We need to distinguish two cases here:

  • You want to move an element from Git LFS into the normal Git repository.
    • To do this, you can use git lfs untrack "Assets/Plugins/SomePlugin/**", where the path needs to be an exact path from .gitattributes. After that, you'll need to do git add --renormalize "Assets/Plugins/SomePlugin/**" to remove currently tracked files from LFS and replace pointer files with actual file contents. Also, don't forget to add the changed .gitattributes.
  • You want to completely remove an element that's currently tracked in LFS from the repository.
    • You should be able to do this just like you'd remove a normal Git file/directory: Just do git rm -r "Assets/Plugin/SomePlugin".

Which files should be added to LFS?

As a rule of thumb, the following should be added to LFS:

  • Parts of SEE that should not be available publicly (e.g., external paid plugins)
  • Files that are bigger than 10 MB
  • Additions that are, taken together, bigger than 50 MB
    • "Additions" here refer to the additions within a single pull request.

However, these are just rough guidelines and not exact rules, so exercise your own judgement.

The git diff is unhelpful, it doesn't show the file contents. How do I fix this?

When looking at a git diff (e.g., when resolving merge conflicts) of an LFS file, it may be the case that rather than displaying the contents of the file, the LFS metadata file is compared (starting with version https://git-lfs.github.com/spec/v1).

To fix this, run:

git config diff.lfs.textconv cat

Troubleshooting

Possible GitScripts errors / CI fails

If the CI fails, please take a look at its output. Especially in the case of a failing static check or a failing GitScripts check, there's usually a detailed error message explaining what went wrong. You can also run the GitScripts checks locally using CI=1 ./GitScripts/run_all.

Note that for some errors, you will need to rebase your branch.
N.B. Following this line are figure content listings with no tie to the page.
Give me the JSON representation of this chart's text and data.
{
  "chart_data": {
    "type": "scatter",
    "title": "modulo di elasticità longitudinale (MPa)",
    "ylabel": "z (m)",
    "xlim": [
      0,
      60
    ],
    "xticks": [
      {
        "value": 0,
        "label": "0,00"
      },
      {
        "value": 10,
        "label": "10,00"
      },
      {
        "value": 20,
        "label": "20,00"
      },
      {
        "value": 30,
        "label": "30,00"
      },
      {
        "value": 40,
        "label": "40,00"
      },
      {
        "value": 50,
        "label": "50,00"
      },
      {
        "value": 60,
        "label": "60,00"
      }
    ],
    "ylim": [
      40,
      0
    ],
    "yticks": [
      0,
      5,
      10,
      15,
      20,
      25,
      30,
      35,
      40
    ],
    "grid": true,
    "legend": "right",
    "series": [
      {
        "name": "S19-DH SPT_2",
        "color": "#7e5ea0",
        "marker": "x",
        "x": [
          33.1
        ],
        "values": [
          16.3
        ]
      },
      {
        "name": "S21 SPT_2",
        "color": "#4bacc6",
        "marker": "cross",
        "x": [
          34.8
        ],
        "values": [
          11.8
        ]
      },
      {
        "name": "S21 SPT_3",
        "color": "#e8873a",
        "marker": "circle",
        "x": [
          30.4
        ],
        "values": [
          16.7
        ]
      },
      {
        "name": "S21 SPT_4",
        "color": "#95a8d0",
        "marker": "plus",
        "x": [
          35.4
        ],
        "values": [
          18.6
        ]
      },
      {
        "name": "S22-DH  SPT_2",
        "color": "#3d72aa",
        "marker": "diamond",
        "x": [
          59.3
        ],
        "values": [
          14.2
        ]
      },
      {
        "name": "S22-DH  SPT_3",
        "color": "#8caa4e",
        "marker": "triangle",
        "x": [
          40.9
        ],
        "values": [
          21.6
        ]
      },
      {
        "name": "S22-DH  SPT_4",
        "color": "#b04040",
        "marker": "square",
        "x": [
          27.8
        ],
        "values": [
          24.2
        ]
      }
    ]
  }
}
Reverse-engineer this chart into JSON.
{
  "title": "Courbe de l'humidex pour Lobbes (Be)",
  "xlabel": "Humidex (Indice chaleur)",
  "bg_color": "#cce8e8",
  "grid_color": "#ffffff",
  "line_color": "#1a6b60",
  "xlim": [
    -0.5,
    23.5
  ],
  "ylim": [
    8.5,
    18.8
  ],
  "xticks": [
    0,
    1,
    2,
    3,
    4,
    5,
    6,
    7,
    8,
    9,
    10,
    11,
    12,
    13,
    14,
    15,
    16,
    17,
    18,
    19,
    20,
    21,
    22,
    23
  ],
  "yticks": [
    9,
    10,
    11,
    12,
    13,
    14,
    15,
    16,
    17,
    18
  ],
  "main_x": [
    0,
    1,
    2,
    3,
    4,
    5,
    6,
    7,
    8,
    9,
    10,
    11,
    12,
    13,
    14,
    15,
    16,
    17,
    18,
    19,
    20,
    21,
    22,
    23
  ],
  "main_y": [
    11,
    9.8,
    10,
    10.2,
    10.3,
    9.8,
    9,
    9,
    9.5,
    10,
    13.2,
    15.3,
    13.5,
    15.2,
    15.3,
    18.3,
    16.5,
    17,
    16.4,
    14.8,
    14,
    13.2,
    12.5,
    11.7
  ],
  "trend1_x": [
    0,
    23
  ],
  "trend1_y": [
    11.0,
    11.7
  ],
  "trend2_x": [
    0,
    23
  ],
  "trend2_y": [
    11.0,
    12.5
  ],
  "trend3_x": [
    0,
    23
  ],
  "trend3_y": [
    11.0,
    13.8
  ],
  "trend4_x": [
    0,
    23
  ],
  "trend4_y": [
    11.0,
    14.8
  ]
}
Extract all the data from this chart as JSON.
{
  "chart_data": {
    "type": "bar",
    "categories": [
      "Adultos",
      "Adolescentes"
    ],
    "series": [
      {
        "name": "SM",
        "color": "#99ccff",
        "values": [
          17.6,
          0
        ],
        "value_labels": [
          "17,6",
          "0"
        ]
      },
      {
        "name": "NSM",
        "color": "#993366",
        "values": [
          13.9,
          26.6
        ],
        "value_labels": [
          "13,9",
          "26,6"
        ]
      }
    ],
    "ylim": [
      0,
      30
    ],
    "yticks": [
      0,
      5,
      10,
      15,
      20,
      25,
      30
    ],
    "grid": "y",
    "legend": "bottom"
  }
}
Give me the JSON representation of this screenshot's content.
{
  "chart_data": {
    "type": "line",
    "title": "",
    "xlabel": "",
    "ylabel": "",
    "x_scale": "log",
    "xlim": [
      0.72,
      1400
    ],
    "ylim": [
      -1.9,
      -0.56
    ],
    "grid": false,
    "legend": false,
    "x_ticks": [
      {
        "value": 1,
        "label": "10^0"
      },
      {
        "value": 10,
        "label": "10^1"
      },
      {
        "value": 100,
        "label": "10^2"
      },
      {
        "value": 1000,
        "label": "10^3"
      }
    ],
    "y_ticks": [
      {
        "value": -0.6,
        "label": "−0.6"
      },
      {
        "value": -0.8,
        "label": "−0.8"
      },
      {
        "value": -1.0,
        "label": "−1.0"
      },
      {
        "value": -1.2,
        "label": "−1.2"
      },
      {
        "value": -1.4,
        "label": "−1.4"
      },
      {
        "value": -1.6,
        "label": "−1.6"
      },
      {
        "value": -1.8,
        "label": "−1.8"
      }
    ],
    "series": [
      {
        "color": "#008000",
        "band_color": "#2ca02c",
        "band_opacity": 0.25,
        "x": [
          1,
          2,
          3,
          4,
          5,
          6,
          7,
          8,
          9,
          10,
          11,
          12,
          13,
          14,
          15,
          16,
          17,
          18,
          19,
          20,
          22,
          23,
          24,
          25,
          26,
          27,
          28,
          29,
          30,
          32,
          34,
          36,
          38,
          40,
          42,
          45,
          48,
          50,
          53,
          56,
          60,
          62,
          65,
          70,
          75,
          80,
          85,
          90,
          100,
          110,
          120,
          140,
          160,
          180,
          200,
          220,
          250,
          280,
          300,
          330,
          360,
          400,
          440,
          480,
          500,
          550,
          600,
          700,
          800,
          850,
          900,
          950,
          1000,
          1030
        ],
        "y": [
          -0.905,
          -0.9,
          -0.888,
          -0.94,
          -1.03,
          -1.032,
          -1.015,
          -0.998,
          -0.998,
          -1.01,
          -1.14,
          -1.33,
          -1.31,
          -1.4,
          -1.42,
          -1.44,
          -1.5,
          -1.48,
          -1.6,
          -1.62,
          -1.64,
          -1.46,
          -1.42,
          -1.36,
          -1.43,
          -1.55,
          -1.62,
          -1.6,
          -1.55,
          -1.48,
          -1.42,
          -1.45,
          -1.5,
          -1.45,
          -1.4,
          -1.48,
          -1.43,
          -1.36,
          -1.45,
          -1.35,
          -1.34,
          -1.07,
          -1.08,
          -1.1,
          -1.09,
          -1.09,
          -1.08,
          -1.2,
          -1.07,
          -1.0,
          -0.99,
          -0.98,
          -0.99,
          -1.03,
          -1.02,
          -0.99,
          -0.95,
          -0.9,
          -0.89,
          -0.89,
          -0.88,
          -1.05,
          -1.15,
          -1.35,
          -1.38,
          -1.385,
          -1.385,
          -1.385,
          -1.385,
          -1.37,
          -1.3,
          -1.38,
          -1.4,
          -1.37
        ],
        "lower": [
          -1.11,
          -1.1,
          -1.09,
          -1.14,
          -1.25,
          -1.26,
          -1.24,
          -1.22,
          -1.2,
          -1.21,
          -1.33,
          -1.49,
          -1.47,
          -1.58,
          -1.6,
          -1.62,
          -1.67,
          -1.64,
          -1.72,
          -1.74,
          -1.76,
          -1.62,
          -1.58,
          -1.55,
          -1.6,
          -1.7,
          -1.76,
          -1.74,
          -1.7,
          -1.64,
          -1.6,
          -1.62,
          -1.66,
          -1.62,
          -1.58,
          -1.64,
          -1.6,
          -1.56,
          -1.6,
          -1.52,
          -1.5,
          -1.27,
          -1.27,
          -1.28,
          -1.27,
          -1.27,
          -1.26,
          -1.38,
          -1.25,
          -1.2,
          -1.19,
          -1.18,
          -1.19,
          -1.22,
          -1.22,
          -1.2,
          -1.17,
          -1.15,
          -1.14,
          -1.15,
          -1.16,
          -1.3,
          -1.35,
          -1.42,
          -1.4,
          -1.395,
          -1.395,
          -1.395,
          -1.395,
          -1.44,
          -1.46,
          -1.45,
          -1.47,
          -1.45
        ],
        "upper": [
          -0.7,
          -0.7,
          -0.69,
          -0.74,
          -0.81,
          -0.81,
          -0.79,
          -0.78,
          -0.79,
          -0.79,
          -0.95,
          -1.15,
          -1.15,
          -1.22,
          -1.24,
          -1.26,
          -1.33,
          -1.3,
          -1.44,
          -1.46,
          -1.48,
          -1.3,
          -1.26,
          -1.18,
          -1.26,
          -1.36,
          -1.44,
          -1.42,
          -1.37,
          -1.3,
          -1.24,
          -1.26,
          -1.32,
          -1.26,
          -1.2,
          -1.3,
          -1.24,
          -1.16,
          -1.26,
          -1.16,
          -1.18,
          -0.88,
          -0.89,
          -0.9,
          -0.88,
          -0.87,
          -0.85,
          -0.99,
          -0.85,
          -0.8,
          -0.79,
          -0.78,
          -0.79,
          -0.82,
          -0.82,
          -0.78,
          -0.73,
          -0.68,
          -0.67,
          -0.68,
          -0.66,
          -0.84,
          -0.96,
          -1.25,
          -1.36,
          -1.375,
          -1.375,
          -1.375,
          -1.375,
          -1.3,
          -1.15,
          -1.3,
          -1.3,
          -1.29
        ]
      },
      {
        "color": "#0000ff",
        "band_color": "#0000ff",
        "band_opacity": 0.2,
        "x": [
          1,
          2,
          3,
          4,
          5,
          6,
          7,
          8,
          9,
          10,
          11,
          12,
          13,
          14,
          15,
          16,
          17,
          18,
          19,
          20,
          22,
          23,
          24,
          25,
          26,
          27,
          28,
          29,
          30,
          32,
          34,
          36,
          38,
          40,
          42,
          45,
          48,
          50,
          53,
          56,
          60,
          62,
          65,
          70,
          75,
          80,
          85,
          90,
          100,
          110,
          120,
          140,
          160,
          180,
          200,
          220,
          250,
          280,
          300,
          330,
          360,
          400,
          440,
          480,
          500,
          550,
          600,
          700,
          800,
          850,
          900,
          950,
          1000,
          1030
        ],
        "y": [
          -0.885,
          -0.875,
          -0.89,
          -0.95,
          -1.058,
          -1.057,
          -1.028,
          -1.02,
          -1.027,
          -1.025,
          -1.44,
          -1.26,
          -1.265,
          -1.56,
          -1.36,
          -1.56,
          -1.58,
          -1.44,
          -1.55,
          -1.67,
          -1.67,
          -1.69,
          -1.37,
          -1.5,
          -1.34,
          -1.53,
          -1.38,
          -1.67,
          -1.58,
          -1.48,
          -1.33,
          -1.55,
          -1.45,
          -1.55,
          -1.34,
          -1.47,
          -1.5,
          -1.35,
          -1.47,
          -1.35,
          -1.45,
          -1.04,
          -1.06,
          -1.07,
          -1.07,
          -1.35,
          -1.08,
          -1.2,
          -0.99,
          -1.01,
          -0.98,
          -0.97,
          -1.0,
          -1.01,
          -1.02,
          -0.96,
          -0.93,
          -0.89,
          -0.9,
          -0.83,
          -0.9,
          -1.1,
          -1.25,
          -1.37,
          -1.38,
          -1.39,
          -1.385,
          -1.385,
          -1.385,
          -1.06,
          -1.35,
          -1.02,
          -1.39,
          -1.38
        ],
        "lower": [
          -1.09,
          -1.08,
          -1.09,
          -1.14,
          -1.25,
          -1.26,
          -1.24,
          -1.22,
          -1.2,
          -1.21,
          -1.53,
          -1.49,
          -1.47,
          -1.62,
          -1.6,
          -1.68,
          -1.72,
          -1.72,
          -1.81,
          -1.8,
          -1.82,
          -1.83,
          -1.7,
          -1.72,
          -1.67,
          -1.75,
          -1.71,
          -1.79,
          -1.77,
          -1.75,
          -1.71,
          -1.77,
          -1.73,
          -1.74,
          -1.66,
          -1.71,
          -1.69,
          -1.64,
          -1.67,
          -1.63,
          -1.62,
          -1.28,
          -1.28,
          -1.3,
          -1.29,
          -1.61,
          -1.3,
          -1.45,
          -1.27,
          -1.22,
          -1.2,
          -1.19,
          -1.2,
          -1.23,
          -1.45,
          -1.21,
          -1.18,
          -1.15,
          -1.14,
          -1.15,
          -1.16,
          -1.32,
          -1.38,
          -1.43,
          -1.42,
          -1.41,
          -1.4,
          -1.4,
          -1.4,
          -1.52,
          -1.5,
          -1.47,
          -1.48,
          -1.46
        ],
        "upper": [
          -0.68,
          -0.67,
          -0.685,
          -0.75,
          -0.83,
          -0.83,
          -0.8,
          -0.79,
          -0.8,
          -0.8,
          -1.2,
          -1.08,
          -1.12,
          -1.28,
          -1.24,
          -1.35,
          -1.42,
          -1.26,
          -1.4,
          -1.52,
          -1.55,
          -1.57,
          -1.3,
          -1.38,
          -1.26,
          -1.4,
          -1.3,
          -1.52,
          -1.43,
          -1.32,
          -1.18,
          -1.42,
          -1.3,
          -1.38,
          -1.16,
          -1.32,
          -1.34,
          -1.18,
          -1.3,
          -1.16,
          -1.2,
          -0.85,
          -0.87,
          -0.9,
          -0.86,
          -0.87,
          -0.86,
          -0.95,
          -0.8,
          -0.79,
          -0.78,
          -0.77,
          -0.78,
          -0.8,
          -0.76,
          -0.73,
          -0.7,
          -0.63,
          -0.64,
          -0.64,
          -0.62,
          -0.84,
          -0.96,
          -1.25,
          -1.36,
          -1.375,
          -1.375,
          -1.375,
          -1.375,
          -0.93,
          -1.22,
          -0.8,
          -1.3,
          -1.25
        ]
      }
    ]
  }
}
For example, if you accidentally committed files belonging in LFS (i.e., very big files, or copyrighted files), it's not merely enough to move them to LFS in a new commit, you will also need to rewrite the history to completely purge them from the public repository. Refer to "I need to change the commit history" above to change offending commits.

Possible LFS trouble

Unfortunately, LFS can sometimes be a bit brittle. LFS errors are usually mentioned in git status, but to go absolutely sure, you can run git lfs fsck—if this doesn't complain about anything, LFS works perfectly fine. Otherwise, some common errors may be smudge errors, "Encountered file(s) that should have been pointers, but weren't", etc.

There's a few strategies for solving these, listed in order of ease:

  • If there are "broken" files listed (e.g., ones that should be pointers but aren't), this means that LFS expected them to be pointer files, but in reality they are either the actual file or an invalid pointer. To fix this, try running git add --renormalize <files>, where <files> is a space-separated list of all affected files.
  • If this doesn't work, make sure your changes are saved somewhere first, because this hacky fix will reset your repository to the state of the remote repository. Once you've made a backup of your changes, follow these steps, then reapply your changes.
  • Finally, if all else fails, clone a fresh copy of SEE. It's annoying, but it works and is usually faster than trying ten weird hyper-specific Git commands in a row that all don't work.
    • If this still doesn't fix your issue, there's either a problem with the GitLab server, your access to the server, or, worst of all, a Git LFS error has been merged into the master branch. In any case, please ask for help on the Mattermost's #Entwicklung channel.